TOTAL_ROWS = df_with_time.count()

print(f"Total records: {TOTAL_ROWS}")
print(f"Micro-batch size: {BATCH_SIZE}")
print(f"Maximum batches to process: {MAX_BATCHES}")



Total records: 27945
Micro-batch size: 100
Maximum batches to process: 5


#### Micro-Batch Processing Loop

In [5]:
from pyspark.sql.functions import avg
import time

current_offset = 0
batch_number = 1

while current_offset < TOTAL_ROWS and batch_number <= MAX_BATCHES:
    print(f"\n=== Processing Micro-Batch {batch_number} ===")
    print(f"Time: {time.strftime('%H:%M:%S')}")
    
    micro_batch = (
        df_with_time
        .filter(
            (df_with_time.arrival_id >= current_offset) &
            (df_with_time.arrival_id < current_offset + BATCH_SIZE)
        )
    )
    
    result = micro_batch.groupBy("Cancer_Stage").agg(
        avg("PSA_Level").alias("avg_psa")
    )
    
    result.show()
    
    current_offset += BATCH_SIZE
    batch_number += 1
    
    # Simulate delay between arrivals
    time.sleep(2)

print("\nVelocity simulation completed successfully.")
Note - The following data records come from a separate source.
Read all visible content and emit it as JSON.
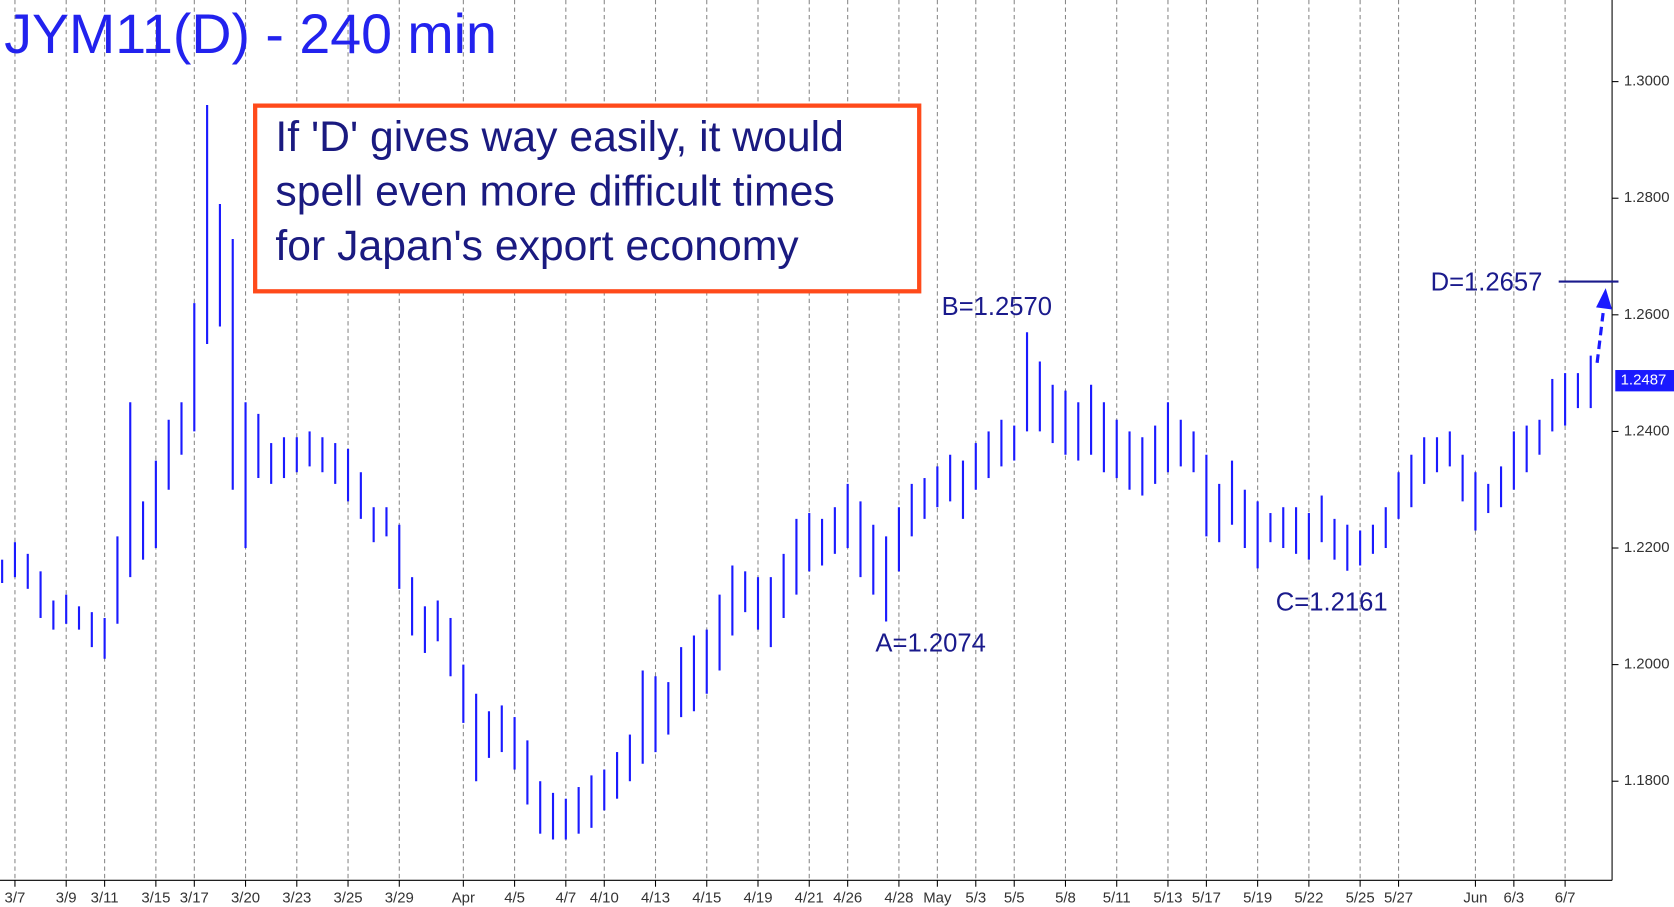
{
  "chart_data": {
    "type": "ohlc",
    "title": "JYM11(D) - 240 min",
    "color": "#1a1aff",
    "high": [
      1.218,
      1.221,
      1.219,
      1.216,
      1.211,
      1.212,
      1.21,
      1.209,
      1.208,
      1.222,
      1.245,
      1.228,
      1.235,
      1.242,
      1.245,
      1.262,
      1.296,
      1.279,
      1.273,
      1.245,
      1.243,
      1.238,
      1.239,
      1.239,
      1.24,
      1.239,
      1.238,
      1.237,
      1.233,
      1.227,
      1.227,
      1.224,
      1.215,
      1.21,
      1.211,
      1.208,
      1.2,
      1.195,
      1.192,
      1.193,
      1.191,
      1.187,
      1.18,
      1.178,
      1.177,
      1.179,
      1.181,
      1.182,
      1.185,
      1.188,
      1.199,
      1.198,
      1.197,
      1.203,
      1.205,
      1.206,
      1.212,
      1.217,
      1.216,
      1.215,
      1.215,
      1.219,
      1.225,
      1.226,
      1.225,
      1.227,
      1.231,
      1.228,
      1.224,
      1.222,
      1.227,
      1.231,
      1.232,
      1.234,
      1.236,
      1.235,
      1.238,
      1.24,
      1.242,
      1.241,
      1.257,
      1.252,
      1.248,
      1.247,
      1.245,
      1.248,
      1.245,
      1.242,
      1.24,
      1.239,
      1.241,
      1.245,
      1.242,
      1.24,
      1.236,
      1.231,
      1.235,
      1.23,
      1.228,
      1.226,
      1.227,
      1.227,
      1.226,
      1.229,
      1.225,
      1.224,
      1.223,
      1.224,
      1.227,
      1.233,
      1.236,
      1.239,
      1.239,
      1.24,
      1.236,
      1.233,
      1.231,
      1.234,
      1.24,
      1.241,
      1.242,
      1.249,
      1.25,
      1.25,
      1.253
    ],
    "low": [
      1.214,
      1.215,
      1.213,
      1.208,
      1.206,
      1.207,
      1.206,
      1.203,
      1.201,
      1.207,
      1.215,
      1.218,
      1.22,
      1.23,
      1.236,
      1.24,
      1.255,
      1.258,
      1.23,
      1.22,
      1.232,
      1.231,
      1.232,
      1.233,
      1.234,
      1.233,
      1.231,
      1.228,
      1.225,
      1.221,
      1.222,
      1.213,
      1.205,
      1.202,
      1.204,
      1.198,
      1.19,
      1.18,
      1.184,
      1.185,
      1.182,
      1.176,
      1.171,
      1.17,
      1.17,
      1.171,
      1.172,
      1.175,
      1.177,
      1.18,
      1.183,
      1.185,
      1.188,
      1.191,
      1.192,
      1.195,
      1.199,
      1.205,
      1.209,
      1.206,
      1.203,
      1.208,
      1.212,
      1.216,
      1.217,
      1.219,
      1.22,
      1.215,
      1.212,
      1.2074,
      1.216,
      1.222,
      1.225,
      1.227,
      1.228,
      1.225,
      1.23,
      1.232,
      1.234,
      1.235,
      1.24,
      1.24,
      1.238,
      1.236,
      1.235,
      1.236,
      1.233,
      1.232,
      1.23,
      1.229,
      1.231,
      1.233,
      1.234,
      1.233,
      1.222,
      1.221,
      1.224,
      1.22,
      1.2165,
      1.221,
      1.22,
      1.219,
      1.218,
      1.221,
      1.218,
      1.2161,
      1.217,
      1.219,
      1.22,
      1.225,
      1.227,
      1.231,
      1.233,
      1.234,
      1.228,
      1.223,
      1.226,
      1.227,
      1.23,
      1.233,
      1.236,
      1.24,
      1.241,
      1.244,
      1.244
    ],
    "ylim": [
      1.163,
      1.314
    ],
    "yticks": [
      {
        "value": 1.18,
        "label": "1.1800"
      },
      {
        "value": 1.2,
        "label": "1.2000"
      },
      {
        "value": 1.22,
        "label": "1.2200"
      },
      {
        "value": 1.24,
        "label": "1.2400"
      },
      {
        "value": 1.26,
        "label": "1.2600"
      },
      {
        "value": 1.28,
        "label": "1.2800"
      },
      {
        "value": 1.3,
        "label": "1.3000"
      }
    ],
    "xlim": [
      -0.5,
      125.5
    ],
    "xticks": [
      {
        "value": 1,
        "label": "3/7"
      },
      {
        "value": 5,
        "label": "3/9"
      },
      {
        "value": 8,
        "label": "3/11"
      },
      {
        "value": 12,
        "label": "3/15"
      },
      {
        "value": 15,
        "label": "3/17"
      },
      {
        "value": 19,
        "label": "3/20"
      },
      {
        "value": 23,
        "label": "3/23"
      },
      {
        "value": 27,
        "label": "3/25"
      },
      {
        "value": 31,
        "label": "3/29"
      },
      {
        "value": 36,
        "label": "Apr"
      },
      {
        "value": 40,
        "label": "4/5"
      },
      {
        "value": 44,
        "label": "4/7"
      },
      {
        "value": 47,
        "label": "4/10"
      },
      {
        "value": 51,
        "label": "4/13"
      },
      {
        "value": 55,
        "label": "4/15"
      },
      {
        "value": 59,
        "label": "4/19"
      },
      {
        "value": 63,
        "label": "4/21"
      },
      {
        "value": 66,
        "label": "4/26"
      },
      {
        "value": 70,
        "label": "4/28"
      },
      {
        "value": 73,
        "label": "May"
      },
      {
        "value": 76,
        "label": "5/3"
      },
      {
        "value": 79,
        "label": "5/5"
      },
      {
        "value": 83,
        "label": "5/8"
      },
      {
        "value": 87,
        "label": "5/11"
      },
      {
        "value": 91,
        "label": "5/13"
      },
      {
        "value": 94,
        "label": "5/17"
      },
      {
        "value": 98,
        "label": "5/19"
      },
      {
        "value": 102,
        "label": "5/22"
      },
      {
        "value": 106,
        "label": "5/25"
      },
      {
        "value": 109,
        "label": "5/27"
      },
      {
        "value": 115,
        "label": "Jun"
      },
      {
        "value": 118,
        "label": "6/3"
      },
      {
        "value": 122,
        "label": "6/7"
      }
    ],
    "annotations": [
      "A=1.2074",
      "B=1.2570",
      "C=1.2161",
      "D=1.2657"
    ],
    "target": 1.2657,
    "last": {
      "value": 1.2487,
      "label": "1.2487"
    },
    "note": [
      "If 'D' gives way easily, it would",
      "spell even more difficult times",
      "for Japan's export economy"
    ]
  }
}
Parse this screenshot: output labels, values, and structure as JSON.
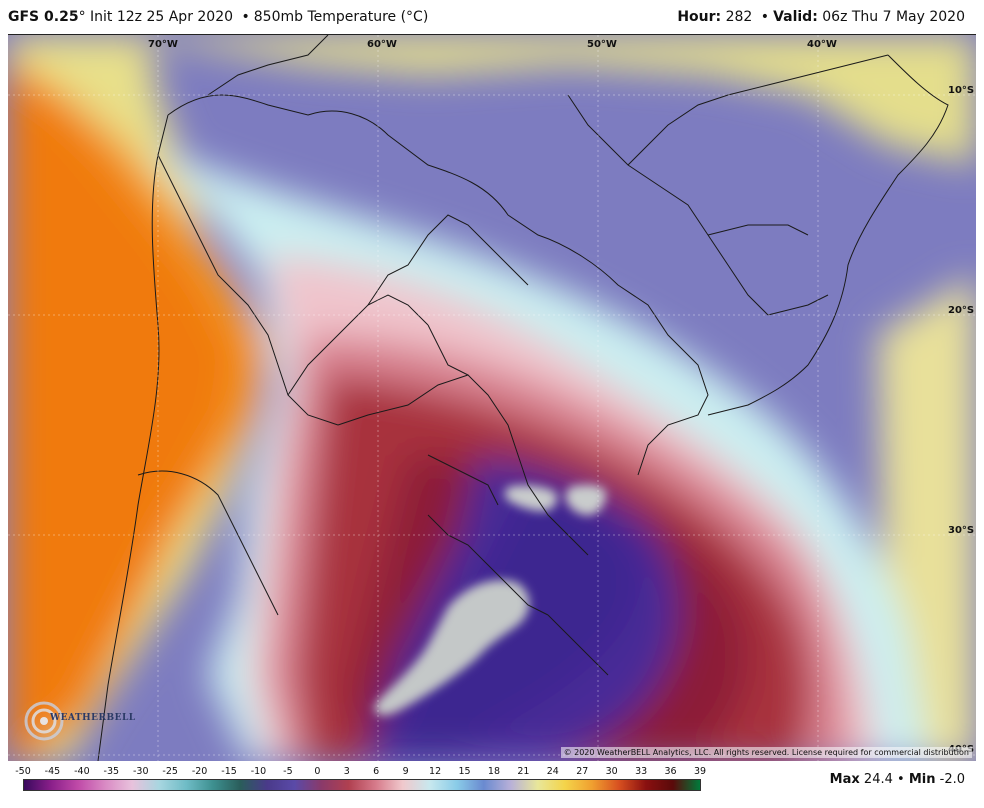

=== Processing Micro-Batch 1 ===
Time: 17:46:59
+------------+-----------------+
|Cancer_Stage|          avg_psa|
+------------+-----------------+
|   Localized| 8.15164383561644|
|    Advanced|6.461052631578947|
|  Metastatic|         10.31625|
+------------+-----------------+


=== Processing Micro-Batch 2 ===
Time: 17:47:01
+------------+-----------------+
|Cancer_Stage|          avg_psa|
+------------+-----------------+
|   Localized|7.918311688311684|
|    Advanced|6.845000000000001|
|  Metastatic|7.788571428571428|
+------------+-----------------+


=== Processing Micro-Batch 3 ===
Time: 17:47:03
+------------+-----------------+
|Cancer_Stage|          avg_psa|
+------------+-----------------+
|   Localized| 8.91051724137931|
|    Advanced|6.239142857142856|
|  Metastatic|7.195714285714287|
+------------+-----------------+


=== Processing Micro-Batch 4 ===
Time: 17:47:05
+------------+------------------+
|Cancer_Stage|           avg_psa|
+------------+------------------+
|   Lo

## Summary

The velocity simulation demonstrates how analytical results can be updated as new data
arrives incrementally. By recomputing metrics over successive micro-batches, this
notebook illustrates the impact of data velocity on analytics without requiring
continuous streaming infrastructure.

This approach complements the batch analytics by showing how population-level insights
can be observed dynamically over time.